In English: the central bank went from signaling a rate cut this year to signaling a rate hike. Nine of the eighteen committee members now expect at least one increase before December.
The inflation problem that won’t quit
The shift wasn’t arbitrary. The committee revised its 2026 PCE inflation forecast to 3.6%, a dramatic jump from the 2.7% projection issued just three months ago. Persistent geopolitical tensions, particularly related to the Iran conflict, have been cited as a key driver of inflationary pressures.
The long-run neutral rate estimate held steady at 3.1%, which means the current policy rate is already restrictive. The committee’s statement language was specifically modified to remove previous suggestions of easing.
This was also the first meeting under new Chair Kevin Warsh, who made a notable decision not to submit a personal dot projection.

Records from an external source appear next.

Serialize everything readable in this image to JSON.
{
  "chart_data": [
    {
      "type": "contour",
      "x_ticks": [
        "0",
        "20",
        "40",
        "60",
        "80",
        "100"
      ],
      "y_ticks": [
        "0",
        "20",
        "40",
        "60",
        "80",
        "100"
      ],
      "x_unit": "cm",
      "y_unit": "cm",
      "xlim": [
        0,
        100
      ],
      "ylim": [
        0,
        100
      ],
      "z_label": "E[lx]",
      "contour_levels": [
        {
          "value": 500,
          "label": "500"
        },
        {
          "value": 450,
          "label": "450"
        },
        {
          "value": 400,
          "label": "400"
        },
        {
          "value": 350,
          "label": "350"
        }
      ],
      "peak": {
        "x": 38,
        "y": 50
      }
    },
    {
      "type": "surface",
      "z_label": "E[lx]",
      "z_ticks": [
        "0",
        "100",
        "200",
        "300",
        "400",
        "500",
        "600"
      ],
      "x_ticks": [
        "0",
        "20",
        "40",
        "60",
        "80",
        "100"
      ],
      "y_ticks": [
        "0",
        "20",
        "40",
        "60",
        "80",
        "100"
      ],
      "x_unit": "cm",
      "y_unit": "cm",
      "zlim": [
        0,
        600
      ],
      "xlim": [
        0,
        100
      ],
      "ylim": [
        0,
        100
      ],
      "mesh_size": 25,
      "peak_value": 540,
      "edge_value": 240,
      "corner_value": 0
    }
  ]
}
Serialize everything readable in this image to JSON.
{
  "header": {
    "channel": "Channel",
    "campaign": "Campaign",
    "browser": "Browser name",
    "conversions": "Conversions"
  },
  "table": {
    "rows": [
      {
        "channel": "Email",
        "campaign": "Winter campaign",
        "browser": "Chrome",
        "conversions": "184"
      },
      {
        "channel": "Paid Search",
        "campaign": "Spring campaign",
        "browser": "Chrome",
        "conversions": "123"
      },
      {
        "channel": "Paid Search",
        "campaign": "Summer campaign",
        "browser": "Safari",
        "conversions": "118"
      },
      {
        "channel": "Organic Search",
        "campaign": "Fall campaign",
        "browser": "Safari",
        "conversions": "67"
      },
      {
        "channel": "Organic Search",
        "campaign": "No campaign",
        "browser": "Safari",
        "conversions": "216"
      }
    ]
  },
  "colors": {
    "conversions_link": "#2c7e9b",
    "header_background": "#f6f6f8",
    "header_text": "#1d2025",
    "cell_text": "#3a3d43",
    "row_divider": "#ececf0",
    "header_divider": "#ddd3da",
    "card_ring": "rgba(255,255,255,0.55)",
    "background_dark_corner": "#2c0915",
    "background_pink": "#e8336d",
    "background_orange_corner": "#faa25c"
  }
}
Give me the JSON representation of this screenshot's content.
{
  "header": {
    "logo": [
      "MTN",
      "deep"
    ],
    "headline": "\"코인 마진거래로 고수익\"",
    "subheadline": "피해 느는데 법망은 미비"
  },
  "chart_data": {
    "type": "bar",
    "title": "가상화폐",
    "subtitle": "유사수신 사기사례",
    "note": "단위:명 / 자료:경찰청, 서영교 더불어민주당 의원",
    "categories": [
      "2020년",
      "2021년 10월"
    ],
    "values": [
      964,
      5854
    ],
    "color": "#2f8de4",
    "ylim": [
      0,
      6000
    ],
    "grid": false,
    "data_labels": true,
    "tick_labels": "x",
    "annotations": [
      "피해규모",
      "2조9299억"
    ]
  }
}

Warsh also announced the formation of task forces to review Federal Reserve operations.
What this means for crypto and risk assets
The implication of a 3.8% year-end rate, potentially achieved through one or more hikes, is straightforward for risk assets: pain. Higher rates strengthen the US dollar, which historically correlates with weakness in Bitcoin and Ethereum. They also increase the opportunity cost of holding non-yielding assets.
The March dot plot had given crypto bulls something to work with. A projected cut to 3.4% implied looser financial conditions by year-end. That narrative is now dead. The revised projections suggest rate cuts may not arrive until 2027 or even 2028, depending on how inflation evolves.
The trading landscape going forward
The next Summary of Economic Projections is scheduled for September 2026. For crypto-specific investors, the correlation between Fed policy expectations and digital asset prices has tightened considerably over the past few years. Bitcoin and Ethereum tend to respond more sharply to dot plot revisions than to the actual rate decisions themselves. The rate hold was priced in. The dot plot revision was not.
The formation of Warsh’s operational task forces adds another variable. Any changes to the Fed’s balance sheet strategy or its approach to quantitative tightening could have second-order effects on liquidity conditions that directly impact crypto market dynamics.